Services
MOSMIN delivers four integrated services that combine Earth observation, geophysics, environmental monitoring and advanced data analytics to unlock new insights from mining and mine waste sites. From tracking ground deformation and pollution pathways to monitoring ecosystem recovery and identifying resource potential, MOSMIN’s services can help stakeholders manage risks, improve sustainability and support informed decision-making throughout the mining lifecycle.
GeoShift
Reading the surface and the subsurface together
Tailings storage facilities can deform slowly over years, and a failure can be catastrophic. Yet today’s monitoring systems often deliver fragmented data streams in which critical signals, especially from below the surface, go unnoticed. GeoShift combines satellite Earth observation data like InSAR deformation and surface hydrology, built on the openly available Copernicus Sentinel backbone, with subsurface geophysics such as fibre-optic ambient noise seismics and electrical resistivity tomography. Linking the two views turns “something is moving” into “this is why it is moving”: operators can distinguish seasonal swelling from progressive internal failure, connect deformation to rising pore pressure after rainfall, and catch precursors weeks earlier, reducing unnecessary field inspections while strengthening confidence for regulators, insurers and investors.
ContamTrack
Following mine pollution from source to sink
Acid mine drainage (AMD) is one of mining’s oldest and most persistent problems: sulphide-bearing waste exposed to air and water generates acidic, metal-rich run-off that can pollute rivers and groundwater for decades, and operators usually find out after the fact, from occasional samples at a few fixed stations. ContamTrack is built around a source-to-sink philosophy: rather than treating the symptom where it appears, it reveals where contamination originates and how it travels. Combining hyperspectral satellite and drone imagery with digital elevation models and on-the-ground hydrogeochemical measurements, the service produces time-resolved maps of reactive source zones, neutralising zones, transport pathways and downstream impact areas.
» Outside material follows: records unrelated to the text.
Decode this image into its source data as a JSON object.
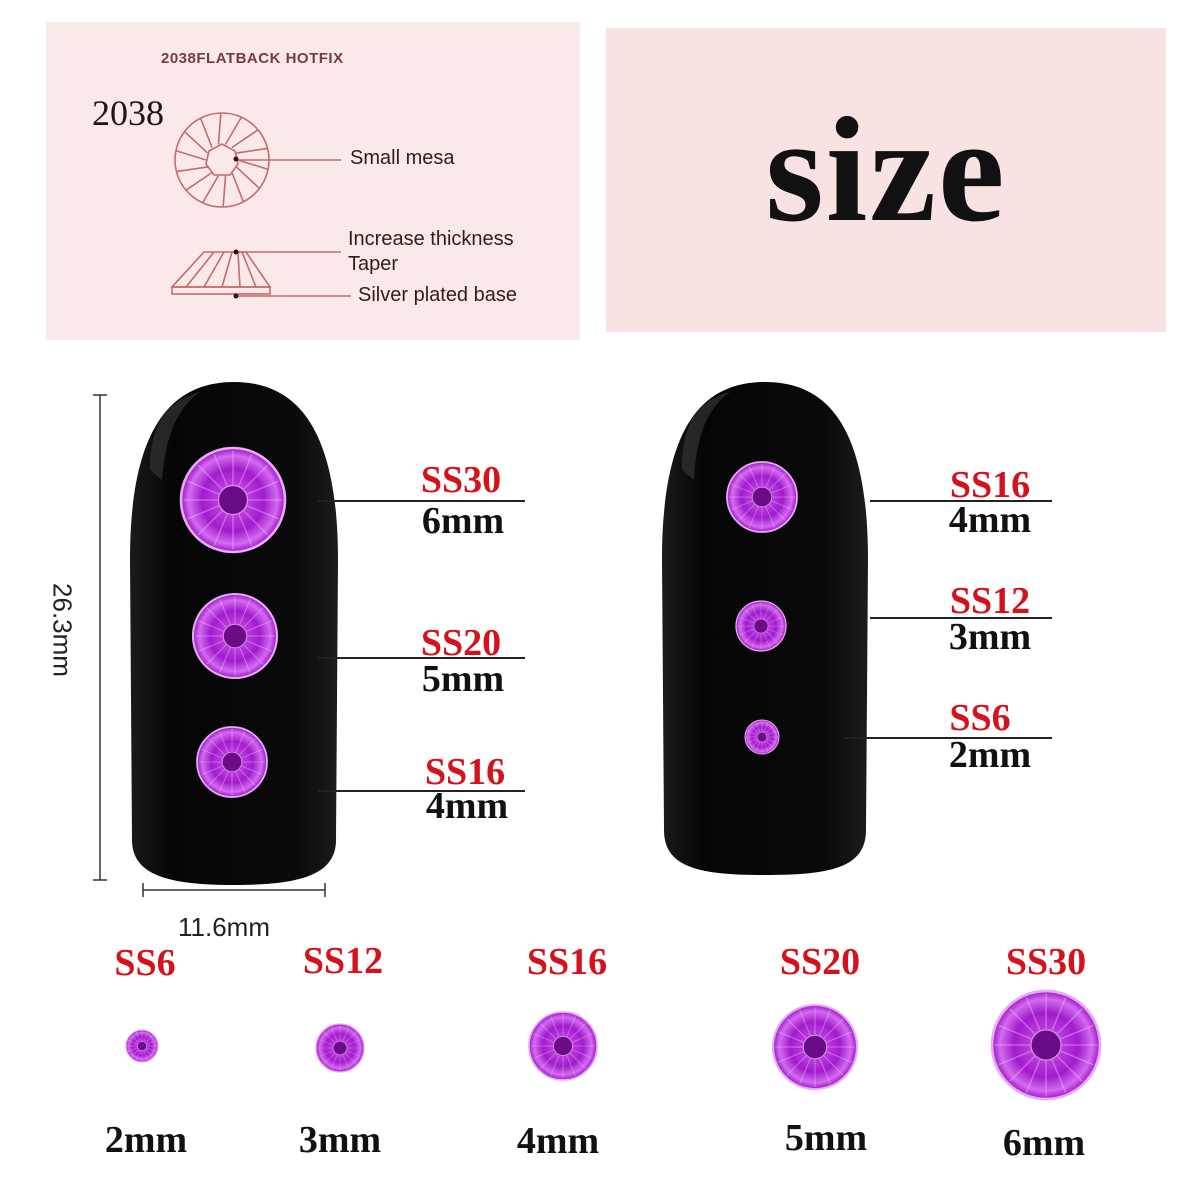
{
  "diagram": {
    "header": "2038FLATBACK HOTFIX",
    "model": "2038",
    "callouts": {
      "mesa": "Small mesa",
      "thickness": "Increase thickness",
      "taper": "Taper",
      "base": "Silver plated base"
    },
    "colors": {
      "panel": "#f9e9e9",
      "sketch": "#c86a6a",
      "gem": "#b020d8",
      "label_red": "#d3121b",
      "nail": "#0d0d0d"
    }
  },
  "title": "size",
  "nail_dimensions": {
    "height": "26.3mm",
    "width": "11.6mm"
  },
  "left_nail": [
    {
      "code": "SS30",
      "mm": "6mm"
    },
    {
      "code": "SS20",
      "mm": "5mm"
    },
    {
      "code": "SS16",
      "mm": "4mm"
    }
  ],
  "right_nail": [
    {
      "code": "SS16",
      "mm": "4mm"
    },
    {
      "code": "SS12",
      "mm": "3mm"
    },
    {
      "code": "SS6",
      "mm": "2mm"
    }
  ],
  "bottom_row": [
    {
      "code": "SS6",
      "mm": "2mm"
    },
    {
      "code": "SS12",
      "mm": "3mm"
    },
    {
      "code": "SS16",
      "mm": "4mm"
    },
    {
      "code": "SS20",
      "mm": "5mm"
    },
    {
      "code": "SS30",
      "mm": "6mm"
    }
  ]
}
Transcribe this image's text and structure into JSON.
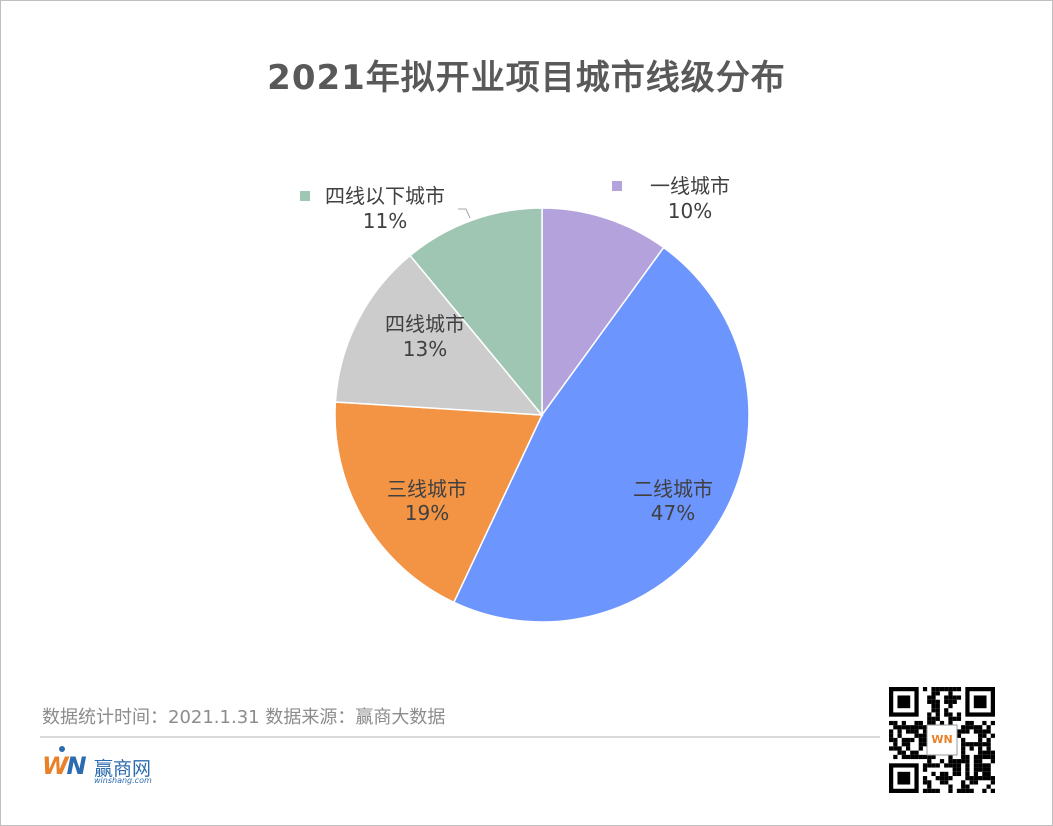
{
  "chart_data": {
    "type": "pie",
    "title": "2021年拟开业项目城市线级分布",
    "slices": [
      {
        "label": "一线城市",
        "pct_label": "10%",
        "value": 10,
        "color": "#b4a2dd"
      },
      {
        "label": "二线城市",
        "pct_label": "47%",
        "value": 47,
        "color": "#6d95fe"
      },
      {
        "label": "三线城市",
        "pct_label": "19%",
        "value": 19,
        "color": "#f29444"
      },
      {
        "label": "四线城市",
        "pct_label": "13%",
        "value": 13,
        "color": "#cccccc"
      },
      {
        "label": "四线以下城市",
        "pct_label": "11%",
        "value": 11,
        "color": "#9fc6b3"
      }
    ]
  },
  "footer": {
    "source_text": "数据统计时间：2021.1.31  数据来源：赢商大数据"
  },
  "logo": {
    "mark_w": "W",
    "mark_n": "N",
    "name": "赢商网",
    "sub": "winshang.com"
  },
  "qr": {
    "center_mark": "WN"
  }
}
Operators can treat the right square metres instead of the whole site, optimise lime consumption and cut unnecessary lab testing, while giving regulators and communities evidence of what is really happening in the water.
EnviroWatch
Following ecosystems through the full life of a mine site
Mining reshapes the landscape, and the ecosystems around a site change in ways that are slow, patchy and easy to miss, while conventional monitoring relies on occasional field visits and static vegetation maps that are inevitably limited in coverage and timing. EnviroWatch adds a continuous satellite- and drone-based layer that tracks vegetation health, diversity and structure across the entire footprint, and combines it with aerosol observations to reveal how mining activity actually affects nearby plants and soils. The resulting time-series maps distinguish a bad season from real degradation, detect early signs of failing rehabilitation and quantify how well a reclaimed area is truly recovering. This way, field campaigns can be reduced and focused where they matter most, and ESG reports gain the hard, continuous evidence that regulators, investors and the public increasingly expect.
Valor3D
Screening mine waste for hidden potential
As near-surface deposits deplete and ore grades decline, mine waste is increasingly recognised as a potential secondary source of critical raw materials, base metals and construction-grade minerals, and as a feedstock for CO₂ sequestration through enhanced weathering. The challenge is knowing where that potential sits: waste deposits are deeply heterogeneous, and conventional characterisation from sparse drilling samples only a tiny fraction of huge, variable volumes. Valor3D builds an integrated 3D picture of waste geometry and the mineral domains within it through two complementary approaches: fusing hyperspectral mineralogical surface maps with geophysical data from, for example, passive seismics or airborne electromagnetics, or building a temporal stack of multi- and hyperspectral index maps combined with spatial data. This full-footprint mineralogical screening flags zones of potential interest, reducing the need for extensive exploratory drilling, identifying opportunities for reprocessing and reuse, and supporting the reclassification of waste facilities from pure liability to conditional asset, a cornerstone of the circular economy and of Europe’s strategic autonomy for raw materials.